I think there's some misunderstanding about what the card companies are trying to do when they do this kind of data-mining: why they trim your credit card limits when your shopping patterns change, or raise your rates when you're late on another card but current on theirs. They do these things because they can (or so the card companies believe) be reliable indicators of someone in financial distress.
A common pattern before bankruptcy is to run all your cards up to the limit, using cash advances and balance transfers to kite the payments until you can't keep the thing going, and then file. American Express is, quite sensibly, worried that more people will be doing this over the next few years. (And in a few of the comments, I detect a certain panic at the thought of having this option shut off).

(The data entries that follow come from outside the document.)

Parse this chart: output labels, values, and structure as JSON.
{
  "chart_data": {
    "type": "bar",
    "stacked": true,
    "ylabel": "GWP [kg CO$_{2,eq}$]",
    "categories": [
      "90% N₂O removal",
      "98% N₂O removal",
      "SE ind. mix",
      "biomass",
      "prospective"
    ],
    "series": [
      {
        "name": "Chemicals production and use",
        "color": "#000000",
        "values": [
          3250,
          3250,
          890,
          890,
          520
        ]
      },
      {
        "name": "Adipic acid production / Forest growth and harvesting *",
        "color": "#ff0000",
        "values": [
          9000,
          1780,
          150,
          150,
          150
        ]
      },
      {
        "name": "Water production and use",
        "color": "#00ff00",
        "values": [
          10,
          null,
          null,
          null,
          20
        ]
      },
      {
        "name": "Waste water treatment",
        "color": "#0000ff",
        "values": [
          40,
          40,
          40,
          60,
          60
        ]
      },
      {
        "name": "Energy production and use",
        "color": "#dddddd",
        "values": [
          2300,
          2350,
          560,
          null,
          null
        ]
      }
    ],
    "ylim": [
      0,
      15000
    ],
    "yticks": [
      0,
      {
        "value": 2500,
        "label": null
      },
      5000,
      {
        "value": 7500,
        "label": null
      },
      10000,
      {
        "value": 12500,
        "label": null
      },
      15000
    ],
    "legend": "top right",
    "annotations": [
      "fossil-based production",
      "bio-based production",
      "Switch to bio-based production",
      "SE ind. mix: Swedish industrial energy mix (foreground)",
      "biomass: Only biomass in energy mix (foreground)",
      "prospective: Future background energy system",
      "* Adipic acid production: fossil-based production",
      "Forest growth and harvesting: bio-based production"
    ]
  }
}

By the time you are a cardholder for a while, American Express has only one piece of information about you: your payment history. But as the fine print on the financial statements always says, "Past performance no guarantee of future results"--especially in this environment. They don't know whether you've lost your job, or gotten divorced, or gotten into a nasty car accident. That's why they're mining the data; right now, the information asymmetry runs heavily in favor of the cardholder.
It is true that there will be false positives, and that some people will suffer a minor ding to their FICO score because their outstanding balance will now be an unsatisfactorily high percentage of their current credit limit. But this damage is easily rectified by paying down some of the balance. If you can't pay down your balance to below 50% of your credit limit, then you have no business borrowing any more money, which is the only reason this temporary decrease would hurt you.
There's also a hidden assumption that if American Express can't do this sort of data mining, they won't be able to reduce the credit limits of people who frequent divorce lawyers and Monster.com. But the credit card companies are well aware that they face massive exposure to losss on people using credit to ride out the downturn. If you deny them the ability to fine-tune their credit management, they will simply use blunter instruments, like cutting the credit limits of everyone below a certain income, or whose card is new, or whose job application listed a risky occupation like, er, journalist.